At least one GM has admitted to tanking in advance of one of the most anticipated drafts in recent memory, and there may be others who are following suit.
Mike Krzyzewski has a message for those men: Shame on you.
Parker's coach, who has mentored dozens of NBA draft picks during his three decade tenure at Duke, said in the strongest language possible that tanking is an embarrassment to the NBA and even the country.
“As an American, I wouldn't like to think that an American team would [ever] want to lose or create situations where you would want to lose,” Krzyzewski said after Duke's 94-83 loss to Kansas. “I can’t even fathom. I can’t go there."
While it's still very early, many experts are speculating that the 2014 NBA draft could feature more talent than any since the 2003 draft that produced LeBron James, Dwyane Wade and Carmelo Anthony, among others.
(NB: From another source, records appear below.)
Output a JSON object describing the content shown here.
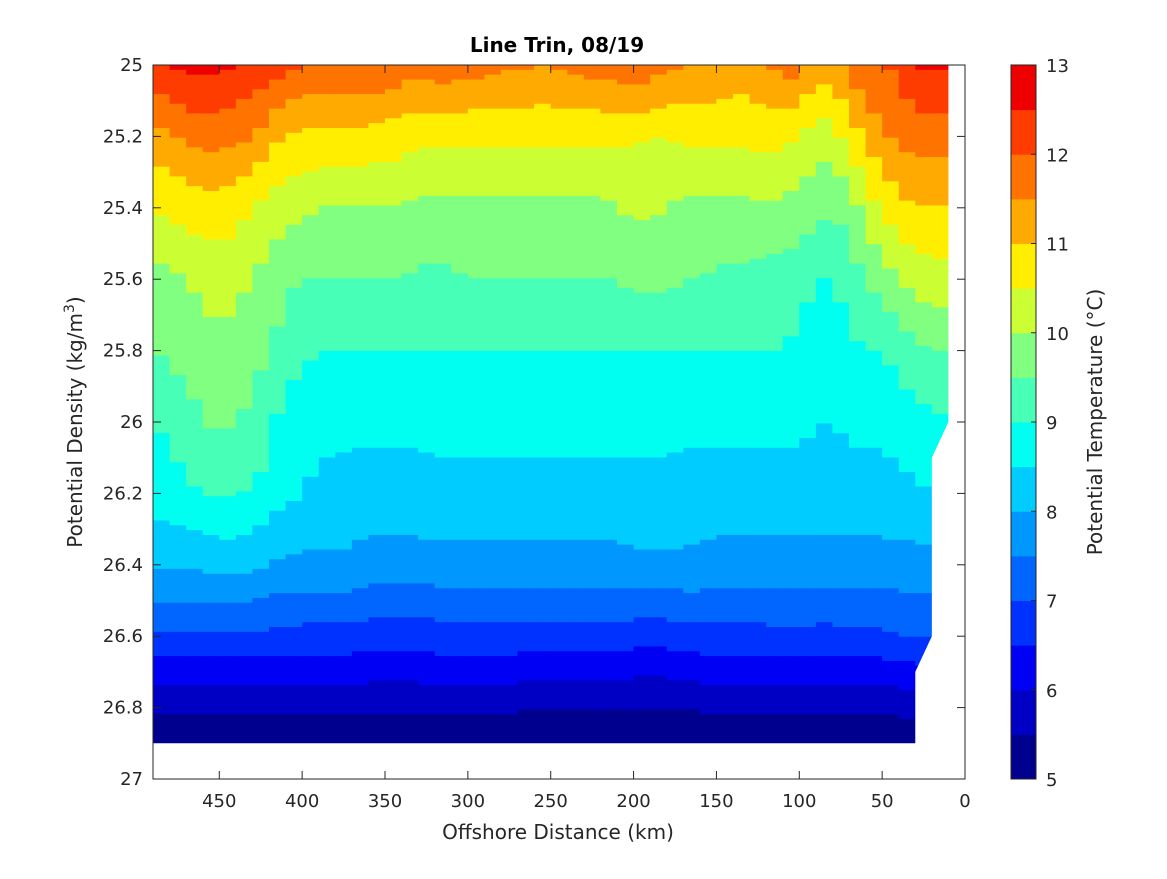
{
  "chart_data": {
    "type": "filled-contour",
    "title": "Line Trin, 08/19",
    "xlabel": "Offshore Distance (km)",
    "ylabel": "Potential Density (kg/m",
    "ylabel_sup": "3",
    "ylabel_close": ")",
    "colorbar_label": "Potential Temperature (°C)",
    "xlim": [
      490,
      0
    ],
    "ylim": [
      25,
      27
    ],
    "x_reversed": true,
    "y_reversed": true,
    "grid": false,
    "x_ticks": [
      450,
      400,
      350,
      300,
      250,
      200,
      150,
      100,
      50,
      0
    ],
    "x_tick_labels": [
      "450",
      "400",
      "350",
      "300",
      "250",
      "200",
      "150",
      "100",
      "50",
      "0"
    ],
    "y_ticks": [
      25,
      25.2,
      25.4,
      25.6,
      25.8,
      26,
      26.2,
      26.4,
      26.6,
      26.8,
      27
    ],
    "y_tick_labels": [
      "25",
      "25.2",
      "25.4",
      "25.6",
      "25.8",
      "26",
      "26.2",
      "26.4",
      "26.6",
      "26.8",
      "27"
    ],
    "colorbar_ticks": [
      5,
      6,
      7,
      8,
      9,
      10,
      11,
      12,
      13
    ],
    "colorbar_tick_labels": [
      "5",
      "6",
      "7",
      "8",
      "9",
      "10",
      "11",
      "12",
      "13"
    ],
    "levels": [
      5,
      5.5,
      6,
      6.5,
      7,
      7.5,
      8,
      8.5,
      9,
      9.5,
      10,
      10.5,
      11,
      11.5,
      12,
      12.5,
      13
    ],
    "level_colors": [
      "#00008f",
      "#0000c4",
      "#0000f4",
      "#0032ff",
      "#0066ff",
      "#0098ff",
      "#00ccff",
      "#00fff0",
      "#48ffb7",
      "#80ff80",
      "#ccff33",
      "#ffee00",
      "#ffaa00",
      "#ff7300",
      "#ff3c00",
      "#ee0000",
      "#b40000"
    ],
    "data_x": [
      490,
      480,
      470,
      460,
      450,
      440,
      430,
      420,
      410,
      400,
      390,
      380,
      370,
      360,
      350,
      340,
      330,
      320,
      310,
      300,
      290,
      280,
      270,
      260,
      250,
      240,
      230,
      220,
      210,
      200,
      190,
      180,
      170,
      160,
      150,
      140,
      130,
      120,
      110,
      100,
      90,
      80,
      70,
      60,
      50,
      40,
      30,
      20,
      10
    ],
    "boundary_x": [
      490,
      400,
      300,
      200,
      100,
      30,
      30,
      20,
      20,
      10
    ],
    "boundary_y": [
      26.9,
      26.9,
      26.9,
      26.9,
      26.9,
      26.9,
      26.7,
      26.6,
      26.1,
      26.0
    ],
    "isopycnal_temperatures": [
      {
        "density": 25.0,
        "temps": [
          12.4,
          12.5,
          12.6,
          12.7,
          12.6,
          12.5,
          12.4,
          12.3,
          12.1,
          12.0,
          11.9,
          11.9,
          12.0,
          12.0,
          11.9,
          11.8,
          11.7,
          11.8,
          11.8,
          11.7,
          11.7,
          11.6,
          11.6,
          11.5,
          11.5,
          11.6,
          11.7,
          11.7,
          11.8,
          11.9,
          11.8,
          11.6,
          11.5,
          11.5,
          11.4,
          11.3,
          11.3,
          11.5,
          11.6,
          11.8,
          11.2,
          11.3,
          11.6,
          12.0,
          12.0,
          12.1,
          12.5,
          12.6,
          12.5
        ]
      },
      {
        "density": 25.2,
        "temps": [
          11.3,
          11.4,
          11.6,
          11.7,
          11.7,
          11.6,
          11.5,
          11.2,
          11.0,
          10.9,
          10.9,
          10.9,
          10.9,
          10.8,
          10.8,
          10.7,
          10.6,
          10.6,
          10.6,
          10.6,
          10.6,
          10.6,
          10.6,
          10.6,
          10.6,
          10.6,
          10.6,
          10.6,
          10.6,
          10.6,
          10.5,
          10.5,
          10.6,
          10.6,
          10.6,
          10.6,
          10.6,
          10.7,
          10.6,
          10.5,
          10.2,
          10.3,
          10.7,
          11.1,
          11.4,
          11.6,
          11.7,
          11.7,
          11.7
        ]
      },
      {
        "density": 25.4,
        "temps": [
          10.5,
          10.6,
          10.7,
          10.8,
          10.8,
          10.7,
          10.5,
          10.3,
          10.2,
          10.1,
          10.0,
          10.0,
          10.0,
          10.0,
          10.0,
          10.0,
          9.9,
          9.9,
          9.9,
          9.9,
          9.9,
          9.9,
          9.9,
          9.9,
          9.9,
          9.9,
          9.9,
          9.9,
          10.0,
          10.1,
          10.1,
          10.0,
          9.9,
          9.9,
          9.9,
          9.9,
          9.9,
          9.9,
          9.9,
          9.8,
          9.7,
          9.5,
          9.8,
          10.2,
          10.6,
          10.8,
          11.0,
          11.0,
          11.0
        ]
      },
      {
        "density": 25.6,
        "temps": [
          9.8,
          9.9,
          10.0,
          10.1,
          10.2,
          10.1,
          10.0,
          9.8,
          9.6,
          9.5,
          9.5,
          9.5,
          9.5,
          9.5,
          9.5,
          9.5,
          9.4,
          9.4,
          9.4,
          9.5,
          9.5,
          9.5,
          9.5,
          9.5,
          9.5,
          9.5,
          9.5,
          9.5,
          9.5,
          9.6,
          9.6,
          9.6,
          9.5,
          9.5,
          9.4,
          9.4,
          9.4,
          9.3,
          9.3,
          9.2,
          9.0,
          9.0,
          9.2,
          9.5,
          9.7,
          10.0,
          10.2,
          10.3,
          10.3
        ]
      },
      {
        "density": 25.8,
        "temps": [
          9.5,
          9.6,
          9.7,
          9.8,
          9.9,
          9.8,
          9.7,
          9.5,
          9.3,
          9.1,
          9.0,
          9.0,
          9.0,
          9.0,
          9.0,
          9.0,
          9.0,
          9.0,
          9.0,
          9.0,
          9.0,
          9.0,
          9.0,
          9.0,
          9.0,
          9.0,
          9.0,
          9.0,
          9.0,
          9.0,
          9.0,
          9.0,
          9.0,
          9.0,
          9.0,
          9.0,
          9.0,
          9.0,
          9.0,
          8.9,
          8.7,
          8.7,
          8.9,
          9.0,
          9.0,
          9.2,
          9.4,
          9.5,
          9.5
        ]
      },
      {
        "density": 26.0,
        "temps": [
          9.0,
          9.1,
          9.3,
          9.5,
          9.6,
          9.5,
          9.4,
          9.1,
          8.8,
          8.7,
          8.6,
          8.6,
          8.6,
          8.6,
          8.6,
          8.6,
          8.6,
          8.6,
          8.6,
          8.6,
          8.6,
          8.6,
          8.6,
          8.6,
          8.6,
          8.6,
          8.6,
          8.6,
          8.6,
          8.6,
          8.6,
          8.6,
          8.6,
          8.6,
          8.6,
          8.6,
          8.6,
          8.6,
          8.6,
          8.6,
          8.5,
          8.5,
          8.6,
          8.6,
          8.6,
          8.7,
          8.8,
          8.9,
          9.0
        ]
      },
      {
        "density": 26.2,
        "temps": [
          8.7,
          8.8,
          8.9,
          9.0,
          9.1,
          9.0,
          9.0,
          8.8,
          8.6,
          8.5,
          8.4,
          8.4,
          8.3,
          8.3,
          8.3,
          8.3,
          8.3,
          8.4,
          8.4,
          8.4,
          8.4,
          8.4,
          8.4,
          8.4,
          8.4,
          8.4,
          8.4,
          8.4,
          8.4,
          8.4,
          8.4,
          8.4,
          8.3,
          8.3,
          8.3,
          8.3,
          8.3,
          8.3,
          8.3,
          8.3,
          8.3,
          8.2,
          8.3,
          8.3,
          8.3,
          8.4,
          8.4,
          8.5,
          8.5
        ]
      },
      {
        "density": 26.4,
        "temps": [
          8.1,
          8.1,
          8.1,
          8.1,
          8.2,
          8.2,
          8.1,
          8.0,
          7.9,
          7.9,
          7.9,
          7.9,
          7.9,
          7.8,
          7.8,
          7.8,
          7.8,
          7.8,
          7.8,
          7.8,
          7.8,
          7.8,
          7.8,
          7.8,
          7.8,
          7.8,
          7.8,
          7.8,
          7.8,
          7.9,
          7.9,
          7.9,
          7.9,
          7.9,
          7.8,
          7.8,
          7.8,
          7.8,
          7.8,
          7.8,
          7.8,
          7.8,
          7.8,
          7.8,
          7.8,
          7.8,
          7.8,
          7.8,
          7.8
        ]
      },
      {
        "density": 26.6,
        "temps": [
          6.9,
          6.9,
          6.9,
          6.9,
          6.9,
          6.9,
          6.9,
          6.9,
          6.9,
          6.8,
          6.8,
          6.8,
          6.8,
          6.7,
          6.7,
          6.7,
          6.7,
          6.8,
          6.8,
          6.8,
          6.8,
          6.8,
          6.8,
          6.8,
          6.8,
          6.8,
          6.8,
          6.8,
          6.8,
          6.7,
          6.7,
          6.7,
          6.8,
          6.8,
          6.8,
          6.8,
          6.8,
          6.8,
          6.9,
          6.9,
          6.8,
          6.8,
          6.9,
          6.9,
          6.9,
          7.0,
          7.0,
          7.1,
          7.1
        ]
      },
      {
        "density": 26.8,
        "temps": [
          5.6,
          5.6,
          5.6,
          5.6,
          5.6,
          5.6,
          5.6,
          5.6,
          5.6,
          5.6,
          5.6,
          5.6,
          5.6,
          5.6,
          5.6,
          5.6,
          5.6,
          5.6,
          5.6,
          5.6,
          5.6,
          5.6,
          5.6,
          5.5,
          5.5,
          5.5,
          5.5,
          5.5,
          5.5,
          5.5,
          5.5,
          5.5,
          5.5,
          5.6,
          5.6,
          5.6,
          5.6,
          5.6,
          5.6,
          5.6,
          5.6,
          5.6,
          5.6,
          5.6,
          5.6,
          5.6,
          5.7,
          5.7,
          5.7
        ]
      },
      {
        "density": 26.9,
        "temps": [
          5.1,
          5.1,
          5.1,
          5.1,
          5.1,
          5.1,
          5.1,
          5.1,
          5.1,
          5.1,
          5.1,
          5.1,
          5.1,
          5.1,
          5.1,
          5.1,
          5.1,
          5.1,
          5.1,
          5.1,
          5.1,
          5.1,
          5.1,
          5.1,
          5.1,
          5.1,
          5.1,
          5.1,
          5.1,
          5.1,
          5.1,
          5.1,
          5.1,
          5.1,
          5.1,
          5.1,
          5.1,
          5.1,
          5.1,
          5.1,
          5.1,
          5.1,
          5.1,
          5.1,
          5.1,
          5.1,
          5.1,
          5.2,
          5.2
        ]
      }
    ]
  }
}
The subject of tanking has always been looked-down on, which is why the NBA adjusted its selection process so that the worst team doesn't necessarily get the top pick. But still, good odds are better than no odds. And while front offices may be unwilling to admit it, it's hard not to be enticed by young players like Randle, Parker and Wiggins.
"I can't believe that that would happen," Krzyzewski said. "Maybe I'm naive and I’m going to go read a fairy tale after this."
For his part, Kansas coach Bill Self echoed Krzyzewski's message.
"I don't think anybody's tanking," Self said. "I know that guys like to play and compete, and I guess you can make sure that you don't play certain guys, which I don't think has happened."